The tone of the action may lurch, but helmer Cate Shortland’s heart is in the emotional details. For once, the cliché is true; it’s all about family. As kid sister Yelena, Florence Pugh isn’t just there for some gloriously snippy interplay (“You’re a total poser!”). She’s a scalpel to explore Natasha’s conflicted psyche. Stranger Things’ David Harbour amuses as a washed-up ex-soviet superhero, while Rachel Weisz is mother, an earlier generation of Widow whose loyalties are more oblique.
The chemistry of these supporting players gives the film its life and its weight. But it’s an understated Johansson who holds it all together, bringing an interior reality beyond the car-flipping, fireballs and CG physics.
Extras Cate Shortland provides a brief intro (one minute), outlining her vision for a visceral, emotionally-revealing entry in the Marvel canon, one that would reveal “the human under the suit”. Two behind-thescenes featurettes cover fights and relationships (six minutes) and sets and locations (nine minutes), including the making of the Budapest bike chase.
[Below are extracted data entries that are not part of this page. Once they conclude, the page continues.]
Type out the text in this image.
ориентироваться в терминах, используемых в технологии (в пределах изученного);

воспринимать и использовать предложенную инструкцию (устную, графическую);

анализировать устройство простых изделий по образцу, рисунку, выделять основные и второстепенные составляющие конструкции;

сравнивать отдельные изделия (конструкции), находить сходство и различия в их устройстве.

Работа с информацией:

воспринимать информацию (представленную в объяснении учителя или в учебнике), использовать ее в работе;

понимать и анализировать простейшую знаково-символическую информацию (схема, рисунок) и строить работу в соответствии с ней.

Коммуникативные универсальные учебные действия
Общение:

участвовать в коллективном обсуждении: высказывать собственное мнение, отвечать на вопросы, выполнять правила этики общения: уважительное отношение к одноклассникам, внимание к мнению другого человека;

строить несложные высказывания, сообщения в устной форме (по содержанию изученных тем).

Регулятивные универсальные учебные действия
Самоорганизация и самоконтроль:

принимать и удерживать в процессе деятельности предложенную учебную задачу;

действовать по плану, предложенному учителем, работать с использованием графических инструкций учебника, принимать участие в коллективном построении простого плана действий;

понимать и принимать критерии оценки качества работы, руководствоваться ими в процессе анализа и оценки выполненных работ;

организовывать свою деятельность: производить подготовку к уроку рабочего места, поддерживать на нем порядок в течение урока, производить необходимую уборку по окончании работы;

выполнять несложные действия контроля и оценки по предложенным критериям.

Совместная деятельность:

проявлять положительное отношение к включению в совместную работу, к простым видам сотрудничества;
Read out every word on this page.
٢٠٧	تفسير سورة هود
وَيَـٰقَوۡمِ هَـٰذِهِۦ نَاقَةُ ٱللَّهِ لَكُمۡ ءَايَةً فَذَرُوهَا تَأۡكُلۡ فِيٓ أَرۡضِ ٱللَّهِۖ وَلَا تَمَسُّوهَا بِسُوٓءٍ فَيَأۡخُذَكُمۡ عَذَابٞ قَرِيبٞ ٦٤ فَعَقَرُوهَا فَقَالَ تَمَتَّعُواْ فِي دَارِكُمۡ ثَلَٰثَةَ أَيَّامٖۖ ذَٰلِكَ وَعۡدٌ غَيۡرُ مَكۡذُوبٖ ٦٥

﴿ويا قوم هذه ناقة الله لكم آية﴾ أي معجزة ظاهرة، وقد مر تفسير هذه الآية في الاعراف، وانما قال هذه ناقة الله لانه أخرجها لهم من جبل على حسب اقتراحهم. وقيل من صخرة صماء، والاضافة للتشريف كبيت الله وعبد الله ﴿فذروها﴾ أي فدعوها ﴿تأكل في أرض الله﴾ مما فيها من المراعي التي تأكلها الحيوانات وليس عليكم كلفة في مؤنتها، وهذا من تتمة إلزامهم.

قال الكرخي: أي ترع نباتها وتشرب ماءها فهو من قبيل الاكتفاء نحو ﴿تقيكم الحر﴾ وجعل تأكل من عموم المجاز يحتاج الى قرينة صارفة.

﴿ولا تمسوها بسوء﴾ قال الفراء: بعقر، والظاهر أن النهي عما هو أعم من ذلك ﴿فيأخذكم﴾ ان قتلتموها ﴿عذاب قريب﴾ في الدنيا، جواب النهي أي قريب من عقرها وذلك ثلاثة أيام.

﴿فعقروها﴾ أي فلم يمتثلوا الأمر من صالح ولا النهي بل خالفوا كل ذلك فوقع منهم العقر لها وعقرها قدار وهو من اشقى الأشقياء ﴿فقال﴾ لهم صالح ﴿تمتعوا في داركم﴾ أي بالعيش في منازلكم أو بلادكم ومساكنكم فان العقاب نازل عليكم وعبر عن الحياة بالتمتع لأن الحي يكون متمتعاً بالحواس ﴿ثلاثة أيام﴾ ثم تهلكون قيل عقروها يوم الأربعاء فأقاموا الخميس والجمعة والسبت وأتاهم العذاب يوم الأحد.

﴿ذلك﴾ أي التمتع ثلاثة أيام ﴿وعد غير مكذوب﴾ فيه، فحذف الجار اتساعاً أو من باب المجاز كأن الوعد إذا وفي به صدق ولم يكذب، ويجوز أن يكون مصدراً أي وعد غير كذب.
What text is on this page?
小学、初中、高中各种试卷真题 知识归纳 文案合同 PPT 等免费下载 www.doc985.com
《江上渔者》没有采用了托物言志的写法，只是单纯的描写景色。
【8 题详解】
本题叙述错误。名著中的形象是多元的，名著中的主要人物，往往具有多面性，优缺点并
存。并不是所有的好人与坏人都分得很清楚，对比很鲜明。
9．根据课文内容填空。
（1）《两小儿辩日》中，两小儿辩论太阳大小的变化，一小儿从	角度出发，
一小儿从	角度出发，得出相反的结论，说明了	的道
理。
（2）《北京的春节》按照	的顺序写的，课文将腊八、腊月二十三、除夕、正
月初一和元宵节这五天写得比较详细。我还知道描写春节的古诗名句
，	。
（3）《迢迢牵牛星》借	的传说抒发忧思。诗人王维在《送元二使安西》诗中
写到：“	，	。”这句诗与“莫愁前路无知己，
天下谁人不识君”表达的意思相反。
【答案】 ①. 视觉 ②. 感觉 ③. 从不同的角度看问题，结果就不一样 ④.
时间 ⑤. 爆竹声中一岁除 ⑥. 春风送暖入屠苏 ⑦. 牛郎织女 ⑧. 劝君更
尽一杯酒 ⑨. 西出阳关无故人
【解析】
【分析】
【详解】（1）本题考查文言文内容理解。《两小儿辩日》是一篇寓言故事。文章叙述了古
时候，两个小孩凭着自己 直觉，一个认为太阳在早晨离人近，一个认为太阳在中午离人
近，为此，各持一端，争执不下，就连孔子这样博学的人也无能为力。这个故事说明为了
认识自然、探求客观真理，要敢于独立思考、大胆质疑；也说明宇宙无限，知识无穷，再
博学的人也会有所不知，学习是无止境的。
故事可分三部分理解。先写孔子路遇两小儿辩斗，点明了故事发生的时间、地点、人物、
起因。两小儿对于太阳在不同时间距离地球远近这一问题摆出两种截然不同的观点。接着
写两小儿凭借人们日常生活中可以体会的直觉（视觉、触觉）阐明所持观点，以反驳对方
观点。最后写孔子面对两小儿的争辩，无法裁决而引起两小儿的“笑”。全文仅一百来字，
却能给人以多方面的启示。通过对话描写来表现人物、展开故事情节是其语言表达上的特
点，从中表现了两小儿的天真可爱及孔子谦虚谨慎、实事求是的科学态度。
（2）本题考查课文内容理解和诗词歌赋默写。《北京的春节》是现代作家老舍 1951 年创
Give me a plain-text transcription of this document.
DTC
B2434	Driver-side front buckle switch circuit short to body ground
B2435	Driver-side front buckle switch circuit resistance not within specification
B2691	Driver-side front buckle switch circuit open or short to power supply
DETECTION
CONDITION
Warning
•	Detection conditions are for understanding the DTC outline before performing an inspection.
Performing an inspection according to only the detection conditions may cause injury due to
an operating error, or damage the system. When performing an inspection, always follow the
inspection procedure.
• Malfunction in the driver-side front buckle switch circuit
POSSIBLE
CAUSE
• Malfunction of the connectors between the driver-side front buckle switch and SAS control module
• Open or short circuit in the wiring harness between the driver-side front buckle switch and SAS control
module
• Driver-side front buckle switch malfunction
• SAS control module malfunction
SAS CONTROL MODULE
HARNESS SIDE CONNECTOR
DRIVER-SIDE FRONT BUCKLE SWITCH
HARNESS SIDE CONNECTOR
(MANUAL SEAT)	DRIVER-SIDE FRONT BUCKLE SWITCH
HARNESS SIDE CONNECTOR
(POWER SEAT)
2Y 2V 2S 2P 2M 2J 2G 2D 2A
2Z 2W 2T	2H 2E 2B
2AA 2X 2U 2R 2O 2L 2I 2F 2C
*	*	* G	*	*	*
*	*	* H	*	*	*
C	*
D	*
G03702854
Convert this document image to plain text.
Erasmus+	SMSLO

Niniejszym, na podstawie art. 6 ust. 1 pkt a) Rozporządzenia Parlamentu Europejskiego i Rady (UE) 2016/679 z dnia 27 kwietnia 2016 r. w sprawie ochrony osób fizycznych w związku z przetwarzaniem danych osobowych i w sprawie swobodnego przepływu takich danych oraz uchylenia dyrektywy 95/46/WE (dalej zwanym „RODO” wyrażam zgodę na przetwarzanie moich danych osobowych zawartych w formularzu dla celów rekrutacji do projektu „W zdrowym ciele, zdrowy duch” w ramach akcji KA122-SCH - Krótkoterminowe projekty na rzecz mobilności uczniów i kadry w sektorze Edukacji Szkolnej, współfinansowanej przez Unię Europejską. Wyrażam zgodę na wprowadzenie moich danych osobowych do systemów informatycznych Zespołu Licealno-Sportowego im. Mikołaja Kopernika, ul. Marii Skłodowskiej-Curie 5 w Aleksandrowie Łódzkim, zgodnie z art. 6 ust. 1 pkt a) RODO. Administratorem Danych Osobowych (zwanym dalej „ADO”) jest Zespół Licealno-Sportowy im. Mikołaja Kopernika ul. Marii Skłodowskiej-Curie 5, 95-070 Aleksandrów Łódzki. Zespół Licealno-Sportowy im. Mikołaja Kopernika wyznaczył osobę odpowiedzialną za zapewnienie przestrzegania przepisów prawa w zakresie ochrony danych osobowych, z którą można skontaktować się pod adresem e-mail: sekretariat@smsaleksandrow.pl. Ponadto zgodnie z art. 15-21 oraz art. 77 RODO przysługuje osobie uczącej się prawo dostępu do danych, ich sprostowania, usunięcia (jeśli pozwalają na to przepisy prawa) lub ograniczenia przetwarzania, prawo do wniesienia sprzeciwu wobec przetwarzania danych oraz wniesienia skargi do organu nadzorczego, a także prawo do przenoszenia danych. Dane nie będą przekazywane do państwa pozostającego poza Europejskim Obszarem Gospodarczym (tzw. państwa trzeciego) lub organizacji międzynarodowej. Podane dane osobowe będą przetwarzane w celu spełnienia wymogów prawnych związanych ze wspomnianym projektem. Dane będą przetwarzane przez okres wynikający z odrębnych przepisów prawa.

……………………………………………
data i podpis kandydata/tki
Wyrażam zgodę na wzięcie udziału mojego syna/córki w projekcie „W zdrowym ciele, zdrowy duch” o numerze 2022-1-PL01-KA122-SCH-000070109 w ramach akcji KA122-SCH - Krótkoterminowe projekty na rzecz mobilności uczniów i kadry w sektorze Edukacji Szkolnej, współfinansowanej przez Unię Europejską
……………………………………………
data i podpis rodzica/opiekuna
Filled with surface-level soundbites and padded with promo clips, these feel, like so many modern extras, like trailers for proper documentaries. Frustrating.
An unremarkable gag reel (four minutes) is bolted on to some more quick-cut puffery, including Johansson looking back on a decade of Widowhood. There are nine deleted scenes, none of which are essential, though you might regret the loss of a poignant coda where Natasha returns to Ohio and exchanges make-believe Widow stings with a neighbourhood girl.
Oh, and an extended fight scene shows David Harbour having the
kicked out of him in a Russian gulag.
Nick Setchfield
Ursa, the prisoner Alexei arm-wrestles, is Ursa Major: in the Marvel comics, a mutant who can turn into a bear.